Rounding out their recent activity, the team closed $9.5 million in acquisition financing from a finance company for a 123-bed Massachusetts facility; $6 million from a finance company for the refinance of a 98-bed facility in Texas; $4.25 million for the acquisition of a facility totaling 99 beds in Pennsylvania; and a $3.5 million line of credit from a commercial bank for a 280-bed facility in New York.
“In light of a challenging year, these closings are a testament to the strength and resilience of the senior housing and healthcare space. We are grateful to our clients and partners for their continued confidence and trust and remain as committed as ever to delivering exceptional outcomes and serving as loyal and dedicated advisors regardless of market conditions.
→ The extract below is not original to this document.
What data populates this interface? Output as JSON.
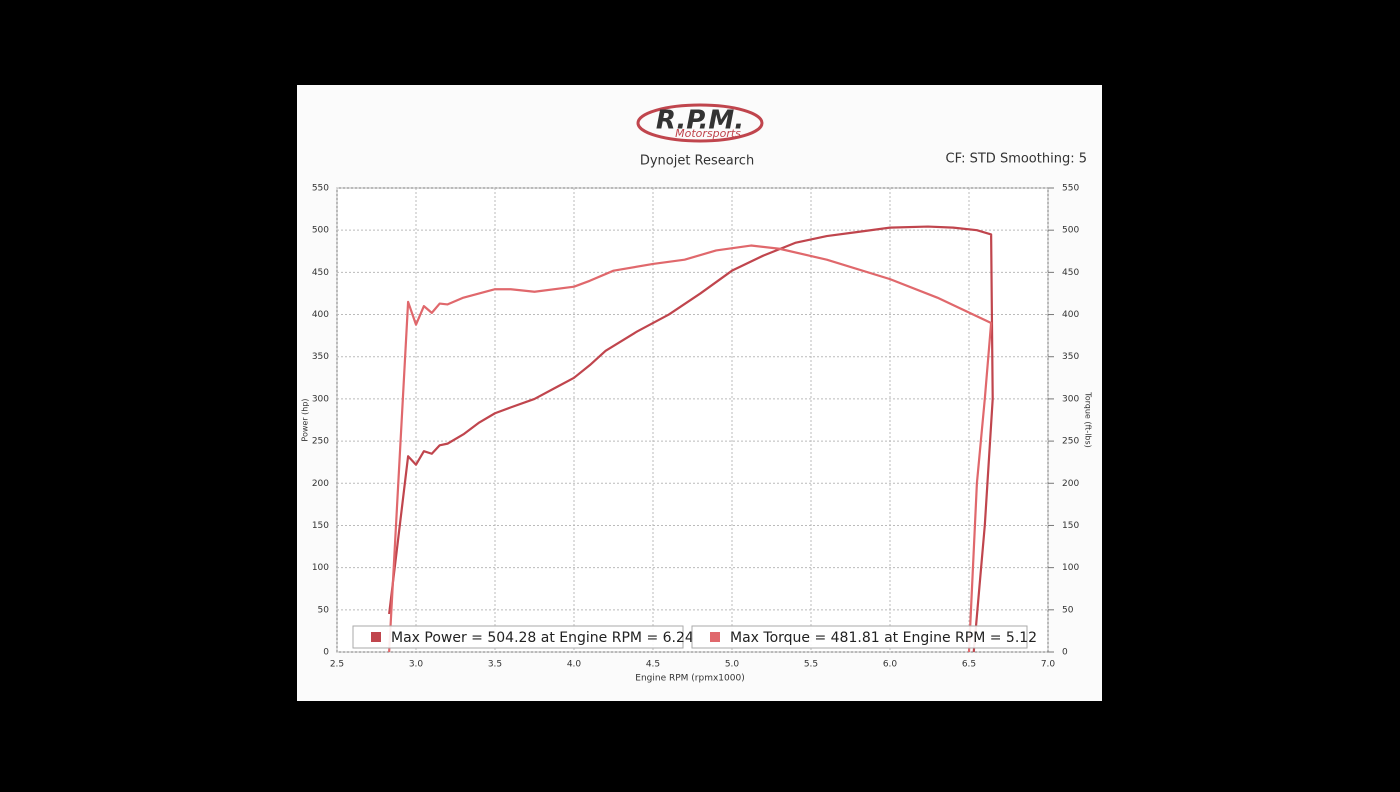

Our hearts go out to all residents, employees, and families that have been impacted due to the pandemic,” said Mr. Adlerstein and Mr. Dobkin.
The specialists on Meridian’s senior housing and healthcare team have proven themselves as experts across a wide variety of financing types, including acquisition, construction, mezzanine, bridge and permanent as well as accounts receivables financing. To achieve outstanding outcomes for clients, the team works with a broad array of lenders spanning specialized banks, CMBS lenders, debt funds, life insurance companies, and agency lending platforms, in addition to providing a broad array of advisory services such as equity capital markets and investment sales across all sub-asset classes of senior housing and healthcare properties.